We appreciate the opportunity to discuss body image further than was possible in our original Primer (Anorexia nervosa. Nat. Rev. Dis. Primers 1, 15074 (2015))1 in response to the correspondence by Prof. Dakanalis and colleagues (Body-image distortion in anorexia nervosa. Nat. Rev. Dis. Primers 2, 16026 (2016))2.

Body-image distortion (BID) is a frequently referenced symptom in those with anorexia nervosa (AN) and is part of the diagnostic criteria for AN3. Its underpinnings, neurobiologically or psychologically, are still under investigation and debate is ongoing whether cognitive, emotional or perceptual factors primarily drive this “disturbance in the way in which one's body weight or shape is experienced” (Ref. 3). Early research noted that attitudes towards one's body — such as intense loathing of the body — were extreme in individuals with AN; furthermore, thin-body messages in the media have been shown to influence how individuals with AN view their body4. Indeed, over the past two decades, researchers have investigated whether differences in sensory perception contribute to BID in AN.

One school of thought is that AN is associated with a multisensory impairment of body perception, as Dakanalis et al.2 pointed out and as reviewed by Gaudio et al.5. That review5 searched the literature for possible alterations in body schema and perception in eating disorders and included studies on tactile perception, interoception and body perception. The authors concluded that AN is associated with an altered capacity to process and integrate bodily signals. However, not all studies support the notion of altered sensory processing in AN and their review might have been too selective6,7. Other research went further and used functional MRI (fMRI) to identify brain regions that are involved in BID; many of those studies were reviewed by Gaudio and Quattrocchi8. Dakanalis et al.2 deduct from these and other studies that there is now good evidence that BID is related to alterations of the prefrontal cortex, the insula and the amygdala and that the ‘perceptive’ component of BID is related to alterations of the parietal lobes, implicating spatial and body representations, body ownership and other features that require multisensory integration and visuospatial processing.

However, increasing evidence points in the other direction. That is, perceptual disturbance might not drive BID; instead, a cognitive drive for thinness and fear of weight gain might be at play. Research that tested sensory and non-sensory components of BID has shown no differences in sensory sensitivity between individuals with an eating disorder and controls, but that cognitive–emotional factors such as self-ideal discrepancy and body dissatisfaction drive body-size estimation9. One study used computer-based body-distortion techniques and did not find that patients with AN overestimated their body dimensions10. Another study in which individuals manipulated their body size on a computer screen found that individuals with AN did overestimate their body size and that this process was driven by desire for thinness and body dissatisfaction, independent of body mass index — making a perceptual distortion unlikely11. One report specifically suggested that cognitive dysfunction in individuals with AN during the ill state might drive BID12, which is supported by other studies that suggested that there is a psychotic–delusional component to the overvalued ideas of thinness, particular in restricting-type AN13.

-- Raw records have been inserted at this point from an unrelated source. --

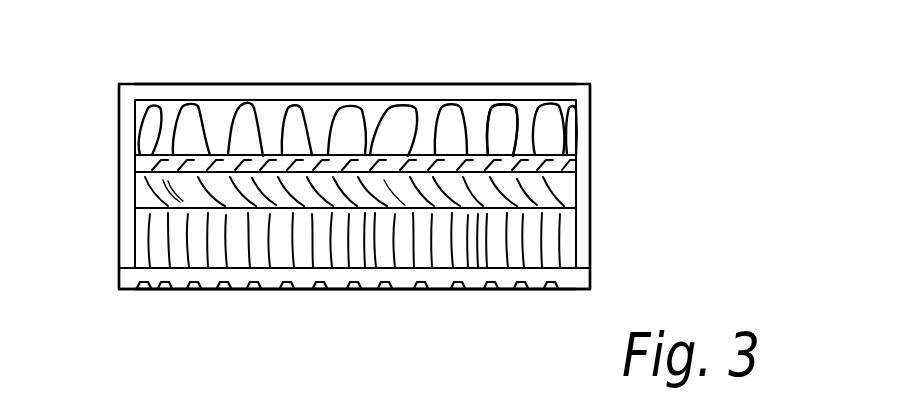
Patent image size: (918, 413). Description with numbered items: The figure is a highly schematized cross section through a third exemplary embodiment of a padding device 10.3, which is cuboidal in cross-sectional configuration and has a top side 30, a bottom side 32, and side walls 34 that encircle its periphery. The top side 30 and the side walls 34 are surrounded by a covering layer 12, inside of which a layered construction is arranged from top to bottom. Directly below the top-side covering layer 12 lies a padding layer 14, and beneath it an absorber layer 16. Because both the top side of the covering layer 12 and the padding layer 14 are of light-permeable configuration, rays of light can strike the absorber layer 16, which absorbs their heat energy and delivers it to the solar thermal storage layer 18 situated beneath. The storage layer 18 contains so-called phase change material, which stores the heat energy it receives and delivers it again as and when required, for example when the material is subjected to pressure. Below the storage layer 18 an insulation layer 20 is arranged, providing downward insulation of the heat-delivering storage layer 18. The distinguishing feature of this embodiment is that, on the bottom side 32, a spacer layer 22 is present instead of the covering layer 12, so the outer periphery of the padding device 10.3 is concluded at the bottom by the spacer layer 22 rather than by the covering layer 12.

The padding device 10.3 is at (628, 84).
The covering layer 12 is at (133, 125).
The padding layer 14 is at (527, 128).
The absorber layer 16 is at (560, 165).
The solar thermal storage layer 18 is at (542, 182).
The insulation layer 20 is at (553, 256).
The spacer layer 22 is at (402, 280).
The top side 30 is at (255, 83).
The bottom side 32 is at (246, 295).
The side walls 34 is at (117, 183).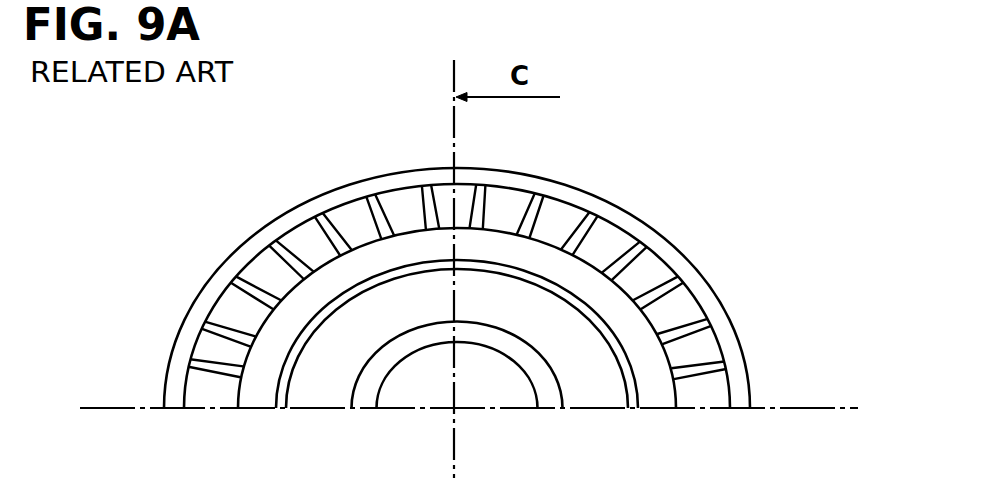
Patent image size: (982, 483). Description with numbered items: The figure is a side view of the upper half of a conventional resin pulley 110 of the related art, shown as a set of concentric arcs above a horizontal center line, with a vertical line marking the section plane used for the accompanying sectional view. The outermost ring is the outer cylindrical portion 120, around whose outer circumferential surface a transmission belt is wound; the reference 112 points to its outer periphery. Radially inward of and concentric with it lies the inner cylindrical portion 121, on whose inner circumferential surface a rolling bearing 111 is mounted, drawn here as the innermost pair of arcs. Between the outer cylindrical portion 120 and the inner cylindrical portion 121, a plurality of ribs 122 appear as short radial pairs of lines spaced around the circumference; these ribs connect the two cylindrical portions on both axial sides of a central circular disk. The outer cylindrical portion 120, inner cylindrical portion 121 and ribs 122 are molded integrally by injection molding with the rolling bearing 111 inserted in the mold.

The resin pulley 110 is at (623, 181).
The rolling bearing 111 is at (596, 371).
The outer frame (yoke) 112 is at (697, 265).
The outer cylindrical portion 120 is at (530, 182).
The inner cylindrical portion 121 is at (357, 227).
The ribs 122 is at (293, 260).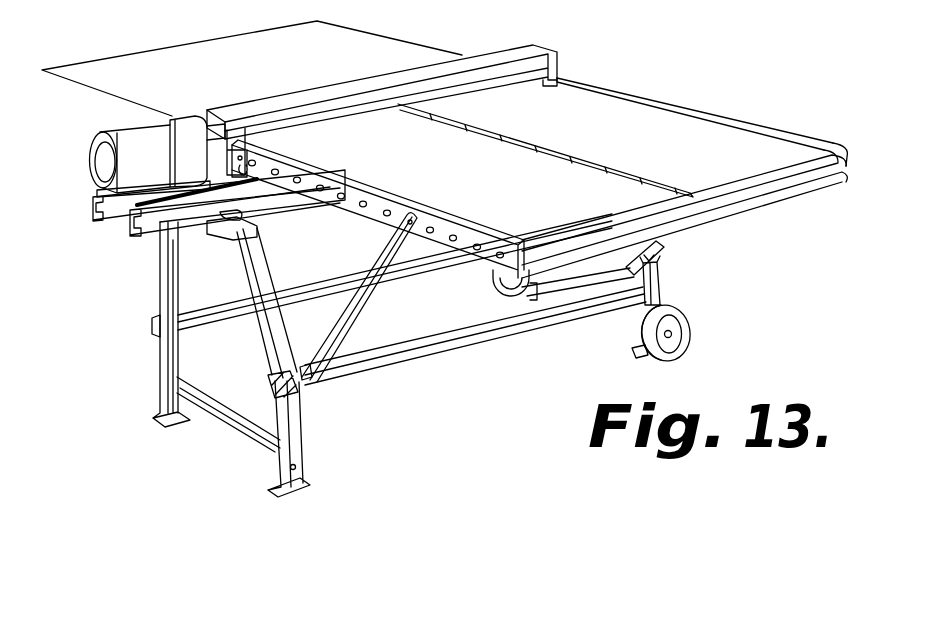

An interesting concept that was developed in this context is that of thought–shape fusion14 — a cognitive distortion in which an individual experiences increasing body size after thinking about certain types of food. Thought–shape fusion suggests that a top-down mechanism is driving body perception. Situational cues such as eating, thinking of one's appearance and thinking about how one is perceived by others have also been found to drive body image. Other factors that influenced body-size estimation and drove preoccupation with dieting in individuals with AN include exposure to ‘round’ body shapes15.

Overall, general perceptual deficits in AN have not been uniformly identified, and whether perceptual deficits contribute to BID has not been conclusively determined. Although using fMRI to assess brain activation during body-image tasks might support the hypothesis of perceptual alterations in AN, the technique only measures blood flow. Accordingly, without good basic science or an animal model to help us to interpret the data, we are often left with conjecture — a general problem in brain imaging research in psychiatry. In summary, there remains uncertainty as to whether BID in AN is a primary perceptual problem or whether it is driven by cognitive–emotional processes; specifically, dissatisfaction with self-evaluation could manifest as a perfectionistic pursuit of thinness to attain and exceed a purportedly society-driven but unrealistic thin ideal. Problems with body image, which are an important source of distress in society, demand further research.